Takeda Pharmaceutical Co and Affymax are celebrating after getting the green light from regulators in the USA for their anaemia drug Omontys.

The US Food and Drug Administration has approved Omontys (peginesatide) for the treatment of anaemia due to chronic kidney disease (CKD) in adults on dialysis. The thumbs-up was expected given that at the end of last year, the agency's Oncologic Drugs Advisory Committee voted 15 to one in favour of the synthetic, pegylated peptidic compound that acts as an erythropoiesis stimulating agent, the same class as Amgen’s treatments Aranesp (darbepoetin alfa) and Epogen (epoetin alfa) and Johnson & Johnson's Procrit/Eprex (epoetin alfa).

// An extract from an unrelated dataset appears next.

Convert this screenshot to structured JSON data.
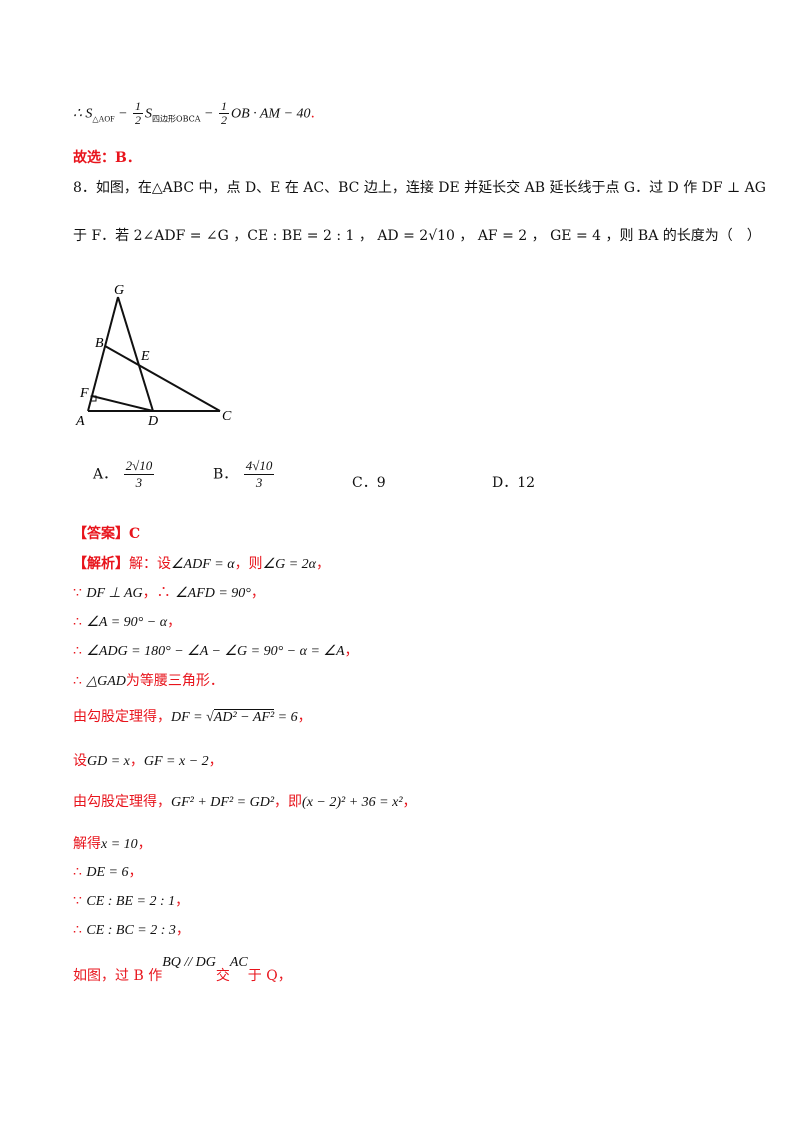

The FDA’s decision is based primarily on two Phase III studies which compared Omontys dosed once monthly, compared to epoetin dosed between one-to-three times per week in maintaining haemoglobin levels in anaemic CKD patients on dialysis. The late-stage programme was also the first to compare head-to-head the cardiovascular safety of different ESAs.

Noting that the studies showed Omontys was as safe and effective as epoetin, Richard Pazdur, director of the Office of Hematology and Oncology Products in the FDA’s Center for Drug Evaluation and Research, noted that the drug is "represents the first new FDA-approved and marketed ESA for this condition since 2001”. He added that it offers "patients and health care providers the convenience of receiving ESA therapy just once per month instead of more frequent injections".

The agency has approved Omontys with a risk evaluation and mitigation strategy, and asked for an observational study and a randomised controlled trial to be completed with final reports submitted in 2018 and 2019, respectively. The studies will evaluate cardiovascular safety and long-term use in adults on dialysis.

In addition, the post-marketing commitment includes the initiation of paediatric studies with target dates for completion between 2016 and 2027. John Orwin, Affymax chief executive, noted that "for over two decades, doctors have relied primarily on one erythropoietin-based treatment in the dialysis setting. With Omontys, doctors and patients will have access to a once-monthly alternative".